The National Bank of Georgia (NBG) highlights the increase of inflationary risks in the recent period, which is related to the increased uncertainty in the background of internal and external challenges.
In the decision of the monetary policy committee of the NBG, it is mentioned that in the light of the devaluation of the national currency, the inflationary pressures from imported goods is noteworthy.

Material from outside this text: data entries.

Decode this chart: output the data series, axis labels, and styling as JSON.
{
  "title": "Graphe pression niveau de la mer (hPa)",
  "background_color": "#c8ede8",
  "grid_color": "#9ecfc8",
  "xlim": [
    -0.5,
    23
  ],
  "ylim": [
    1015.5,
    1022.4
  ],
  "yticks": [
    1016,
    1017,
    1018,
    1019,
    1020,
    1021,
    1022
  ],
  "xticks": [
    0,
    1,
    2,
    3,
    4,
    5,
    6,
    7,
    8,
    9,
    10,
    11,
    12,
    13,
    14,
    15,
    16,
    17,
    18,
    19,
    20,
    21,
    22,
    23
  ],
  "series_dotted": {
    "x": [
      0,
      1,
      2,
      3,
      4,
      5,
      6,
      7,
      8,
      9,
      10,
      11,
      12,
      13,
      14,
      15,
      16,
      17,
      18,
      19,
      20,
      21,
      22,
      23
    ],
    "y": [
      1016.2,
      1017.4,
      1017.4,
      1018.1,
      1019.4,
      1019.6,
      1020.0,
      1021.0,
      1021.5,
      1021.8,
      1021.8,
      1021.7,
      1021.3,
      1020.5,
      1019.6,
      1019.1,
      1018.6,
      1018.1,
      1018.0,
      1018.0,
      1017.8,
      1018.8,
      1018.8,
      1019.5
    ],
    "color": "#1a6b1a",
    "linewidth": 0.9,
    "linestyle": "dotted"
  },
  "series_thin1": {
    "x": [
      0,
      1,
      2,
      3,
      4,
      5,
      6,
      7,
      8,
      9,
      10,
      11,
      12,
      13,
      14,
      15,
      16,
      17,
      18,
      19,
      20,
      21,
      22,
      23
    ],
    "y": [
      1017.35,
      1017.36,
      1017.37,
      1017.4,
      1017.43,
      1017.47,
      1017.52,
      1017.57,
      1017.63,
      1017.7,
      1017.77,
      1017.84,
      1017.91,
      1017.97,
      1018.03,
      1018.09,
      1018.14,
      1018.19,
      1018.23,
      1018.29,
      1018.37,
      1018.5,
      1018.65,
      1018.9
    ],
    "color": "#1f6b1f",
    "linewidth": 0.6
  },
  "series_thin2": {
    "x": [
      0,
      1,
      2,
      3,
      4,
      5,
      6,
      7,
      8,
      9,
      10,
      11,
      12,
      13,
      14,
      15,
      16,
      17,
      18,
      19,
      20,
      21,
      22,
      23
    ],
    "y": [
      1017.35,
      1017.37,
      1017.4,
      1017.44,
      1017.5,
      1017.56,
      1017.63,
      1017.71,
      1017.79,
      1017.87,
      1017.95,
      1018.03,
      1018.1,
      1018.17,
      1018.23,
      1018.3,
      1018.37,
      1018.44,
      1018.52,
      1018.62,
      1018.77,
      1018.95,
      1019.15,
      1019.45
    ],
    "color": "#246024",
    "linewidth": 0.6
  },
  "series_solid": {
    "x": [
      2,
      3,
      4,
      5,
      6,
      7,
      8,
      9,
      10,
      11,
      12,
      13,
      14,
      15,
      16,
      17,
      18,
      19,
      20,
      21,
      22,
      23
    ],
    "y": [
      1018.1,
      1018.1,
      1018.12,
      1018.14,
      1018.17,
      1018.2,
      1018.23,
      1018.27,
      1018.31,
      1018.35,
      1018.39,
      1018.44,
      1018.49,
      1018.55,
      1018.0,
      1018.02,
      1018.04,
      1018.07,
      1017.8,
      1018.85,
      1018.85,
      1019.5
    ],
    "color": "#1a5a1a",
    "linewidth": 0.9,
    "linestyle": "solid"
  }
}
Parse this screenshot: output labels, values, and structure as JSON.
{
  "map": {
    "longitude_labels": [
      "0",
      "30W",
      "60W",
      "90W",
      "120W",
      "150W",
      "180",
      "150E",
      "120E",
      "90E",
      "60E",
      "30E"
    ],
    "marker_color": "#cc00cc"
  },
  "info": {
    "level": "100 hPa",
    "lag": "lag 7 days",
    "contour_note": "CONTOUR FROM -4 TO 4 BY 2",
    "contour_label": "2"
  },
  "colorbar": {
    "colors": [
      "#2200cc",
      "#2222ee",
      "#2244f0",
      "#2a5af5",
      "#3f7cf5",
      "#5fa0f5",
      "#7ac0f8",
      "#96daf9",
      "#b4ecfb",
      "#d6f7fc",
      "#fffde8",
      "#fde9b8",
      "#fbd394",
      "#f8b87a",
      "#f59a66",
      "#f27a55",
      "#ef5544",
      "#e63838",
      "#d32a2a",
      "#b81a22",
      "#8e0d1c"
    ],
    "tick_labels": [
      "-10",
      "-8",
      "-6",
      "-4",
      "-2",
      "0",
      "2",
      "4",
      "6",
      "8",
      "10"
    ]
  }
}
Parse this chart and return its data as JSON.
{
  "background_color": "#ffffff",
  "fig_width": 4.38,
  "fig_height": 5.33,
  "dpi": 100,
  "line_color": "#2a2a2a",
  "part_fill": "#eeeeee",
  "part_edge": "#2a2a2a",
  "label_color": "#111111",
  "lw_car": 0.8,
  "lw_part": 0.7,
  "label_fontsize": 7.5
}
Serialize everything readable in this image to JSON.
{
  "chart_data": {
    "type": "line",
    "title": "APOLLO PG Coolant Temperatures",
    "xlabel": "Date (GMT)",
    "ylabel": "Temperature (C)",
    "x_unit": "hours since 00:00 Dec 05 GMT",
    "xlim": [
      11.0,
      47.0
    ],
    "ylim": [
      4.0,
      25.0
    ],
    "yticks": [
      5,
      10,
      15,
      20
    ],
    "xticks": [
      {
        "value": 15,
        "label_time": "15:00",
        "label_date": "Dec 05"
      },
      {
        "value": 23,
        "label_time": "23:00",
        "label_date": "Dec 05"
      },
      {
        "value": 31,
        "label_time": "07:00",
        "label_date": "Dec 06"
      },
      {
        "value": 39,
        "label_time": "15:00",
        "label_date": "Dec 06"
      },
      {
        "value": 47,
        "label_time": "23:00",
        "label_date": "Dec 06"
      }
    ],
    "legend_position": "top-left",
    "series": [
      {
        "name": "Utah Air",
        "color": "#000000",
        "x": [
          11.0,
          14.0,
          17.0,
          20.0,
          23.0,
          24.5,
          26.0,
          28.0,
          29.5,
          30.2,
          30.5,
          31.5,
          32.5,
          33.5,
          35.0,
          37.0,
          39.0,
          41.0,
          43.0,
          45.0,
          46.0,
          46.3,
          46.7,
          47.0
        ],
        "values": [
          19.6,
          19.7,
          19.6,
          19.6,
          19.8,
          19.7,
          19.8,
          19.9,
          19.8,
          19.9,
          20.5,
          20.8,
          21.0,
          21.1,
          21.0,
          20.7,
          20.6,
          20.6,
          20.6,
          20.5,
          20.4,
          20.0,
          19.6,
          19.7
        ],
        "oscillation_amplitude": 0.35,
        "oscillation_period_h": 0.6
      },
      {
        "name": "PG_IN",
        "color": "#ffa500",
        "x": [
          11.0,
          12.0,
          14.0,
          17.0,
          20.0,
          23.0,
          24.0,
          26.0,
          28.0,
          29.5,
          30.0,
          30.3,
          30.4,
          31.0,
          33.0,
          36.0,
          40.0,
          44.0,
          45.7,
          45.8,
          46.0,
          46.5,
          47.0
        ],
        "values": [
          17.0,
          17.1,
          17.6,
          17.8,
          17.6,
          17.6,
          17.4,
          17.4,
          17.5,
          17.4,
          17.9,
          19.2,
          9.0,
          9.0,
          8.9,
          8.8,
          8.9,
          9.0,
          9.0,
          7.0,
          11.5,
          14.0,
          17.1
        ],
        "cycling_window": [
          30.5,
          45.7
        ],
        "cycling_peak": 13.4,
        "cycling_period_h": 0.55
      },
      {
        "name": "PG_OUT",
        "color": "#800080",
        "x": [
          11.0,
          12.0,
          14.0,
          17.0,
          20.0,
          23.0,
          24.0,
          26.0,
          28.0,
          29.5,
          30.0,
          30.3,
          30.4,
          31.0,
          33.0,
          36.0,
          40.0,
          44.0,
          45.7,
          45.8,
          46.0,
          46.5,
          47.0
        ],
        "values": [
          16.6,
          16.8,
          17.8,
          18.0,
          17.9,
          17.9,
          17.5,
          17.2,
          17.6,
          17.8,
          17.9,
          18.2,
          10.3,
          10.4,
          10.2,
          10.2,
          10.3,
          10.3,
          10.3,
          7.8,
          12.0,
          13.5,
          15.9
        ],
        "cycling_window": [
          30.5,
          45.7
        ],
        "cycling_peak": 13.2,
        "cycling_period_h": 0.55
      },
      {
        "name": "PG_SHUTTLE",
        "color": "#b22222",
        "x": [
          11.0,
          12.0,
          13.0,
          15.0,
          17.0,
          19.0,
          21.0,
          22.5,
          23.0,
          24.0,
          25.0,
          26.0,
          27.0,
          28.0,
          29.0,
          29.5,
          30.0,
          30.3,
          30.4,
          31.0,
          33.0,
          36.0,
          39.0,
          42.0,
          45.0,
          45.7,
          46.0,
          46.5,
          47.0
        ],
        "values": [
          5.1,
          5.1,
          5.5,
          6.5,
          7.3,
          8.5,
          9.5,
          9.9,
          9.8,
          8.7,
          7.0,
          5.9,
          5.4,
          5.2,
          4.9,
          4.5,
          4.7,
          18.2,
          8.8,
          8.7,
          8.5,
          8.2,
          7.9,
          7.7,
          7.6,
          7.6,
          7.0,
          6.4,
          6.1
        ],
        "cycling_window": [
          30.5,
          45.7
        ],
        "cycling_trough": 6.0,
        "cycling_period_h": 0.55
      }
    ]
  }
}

"Recently, heightened uncertainty due to internal and external challenges has increased inflationary risks. Against this backdrop, exchange rate volatility has become noteworthy as it creates inflationary pressures from imported goods. Despite recent declines in international oil prices, global food prices have risen steadily over the past two months. Furthermore, inflation expectations have increased in recent months. Additionally, domestic economic activity has outperformed previous projections, supported by robust credit growth.
Given the current analysis of domestic and external conditions the NBG has decided to maintain the policy rate at 8.00 percent. If no additional risks materialize, the NBG will cautiously continue policy rate reduction towards its neutral level. However, if risks amplifying inflation expectations become more pronounced, the NBG may need to maintain the current tight stance for a longer period or even tighten policy further" , - the central bank notes.
On June 19, 2024, the Monetary Policy Committee of the National Bank of Georgia (NBG) decided to keep the Monetary Policy Rate (the refinancing rate) unchanged. The policy rate stands at 8%.